Power of Gratitude

The attitude of gratitude is to be aware of the good that happens to us in life.

It’s easy to forget where we came from and the people who helped us to get where we are.

In general, we have very poor memory when it comes to remembering those who helped us in life and also WE ASSUME THAT WE DESERVE ALL.

 

gratitude1

Being grateful means recognizing the good that happens in life, but it is not easy to feel gratitude, especially when we are trying to achieve goals in a hurry. It is essential to take a break, head out of the hole and see that we are surrounded by people who do so much for us.

 

We take for granted what we have. As if life were a company which hired us and was required to maintain our benefits or gifts.

 

According to author David Fischman, the formula of gratitude is:

 

A more humility, we have a greater sense that we do not deserve ALL.

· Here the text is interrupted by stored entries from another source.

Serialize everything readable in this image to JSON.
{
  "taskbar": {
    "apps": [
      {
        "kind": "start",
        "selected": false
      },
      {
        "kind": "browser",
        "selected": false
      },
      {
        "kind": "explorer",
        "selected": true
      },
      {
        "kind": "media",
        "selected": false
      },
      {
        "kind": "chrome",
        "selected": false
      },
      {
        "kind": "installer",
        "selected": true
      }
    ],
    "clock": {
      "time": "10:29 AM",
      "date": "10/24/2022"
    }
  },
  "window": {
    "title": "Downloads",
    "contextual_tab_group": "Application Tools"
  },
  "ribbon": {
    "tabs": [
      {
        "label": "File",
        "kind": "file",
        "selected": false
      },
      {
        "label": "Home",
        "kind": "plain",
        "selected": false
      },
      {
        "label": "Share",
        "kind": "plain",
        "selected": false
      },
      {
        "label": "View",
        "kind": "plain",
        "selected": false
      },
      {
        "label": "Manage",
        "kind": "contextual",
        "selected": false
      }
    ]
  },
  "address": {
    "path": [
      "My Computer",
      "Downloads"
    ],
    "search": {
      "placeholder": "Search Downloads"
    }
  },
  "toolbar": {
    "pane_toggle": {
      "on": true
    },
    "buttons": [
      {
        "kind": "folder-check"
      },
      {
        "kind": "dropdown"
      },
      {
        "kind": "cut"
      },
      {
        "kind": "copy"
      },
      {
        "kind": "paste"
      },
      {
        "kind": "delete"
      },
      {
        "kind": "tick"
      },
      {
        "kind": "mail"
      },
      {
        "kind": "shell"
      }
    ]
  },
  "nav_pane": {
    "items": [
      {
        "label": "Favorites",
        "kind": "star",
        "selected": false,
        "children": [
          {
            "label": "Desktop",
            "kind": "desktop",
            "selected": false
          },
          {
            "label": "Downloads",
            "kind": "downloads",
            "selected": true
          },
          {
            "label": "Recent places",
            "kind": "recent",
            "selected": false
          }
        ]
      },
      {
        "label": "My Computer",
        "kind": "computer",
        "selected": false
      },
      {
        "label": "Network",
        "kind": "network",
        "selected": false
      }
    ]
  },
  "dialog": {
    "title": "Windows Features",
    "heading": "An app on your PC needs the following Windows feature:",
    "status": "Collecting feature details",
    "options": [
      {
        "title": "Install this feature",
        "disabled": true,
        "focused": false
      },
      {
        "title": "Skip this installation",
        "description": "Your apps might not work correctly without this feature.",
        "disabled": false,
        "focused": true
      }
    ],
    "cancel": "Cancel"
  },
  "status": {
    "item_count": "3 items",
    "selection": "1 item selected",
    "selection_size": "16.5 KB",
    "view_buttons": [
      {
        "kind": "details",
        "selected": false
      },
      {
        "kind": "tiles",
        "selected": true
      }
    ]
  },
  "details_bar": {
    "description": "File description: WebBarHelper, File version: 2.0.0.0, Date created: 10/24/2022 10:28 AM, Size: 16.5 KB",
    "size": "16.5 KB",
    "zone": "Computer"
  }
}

In greater humility, we are not so important and nor do we expect a lot from others.

gratitude5

In contrast, we value the small gestures of kindness.

 

Furthermore, a greater awareness of the gifts that life gives us, the greater the sense of gratitude.

 

Few people think that being alive, healthy, with many capabilities or that our family does not have a major problem is a gift. We just assume that we deserve.

 

People with disabilities, like Helen Keller, help us to remember that being healthy is a gift. She confesses:

“I have often thought it would be a blessing from above that every human being, during adulthood, went blind and deaf for a few days. Darkness would make him appreciate the treasure of the view and the silence would teach him to enjoy the sound.

I imagined what I would do if I was given that gift for three days only … Oh, the things I would see if I was given the gift of sight for only three days …!

As I am blind, want to give an advice to which they are not: enjoy your eyes as if tomorrow you were to run out of them, and do the same with everything you have. “

Each day we have life, health, and welfare of our family is a gift to be thankful.

 

Thank the person who helped you get the position you are currently in the course of your life. He could be your father, your mother, your brother, sister, a friend, a stranger who passed through your life and gave you hand for you to move on.

 

I suggest you do this exercise for happiness:

Reflect on the day happened and think about an event or situation that you feel grateful. Remember the fact. What happened? What gift did you receive? To who should be grateful?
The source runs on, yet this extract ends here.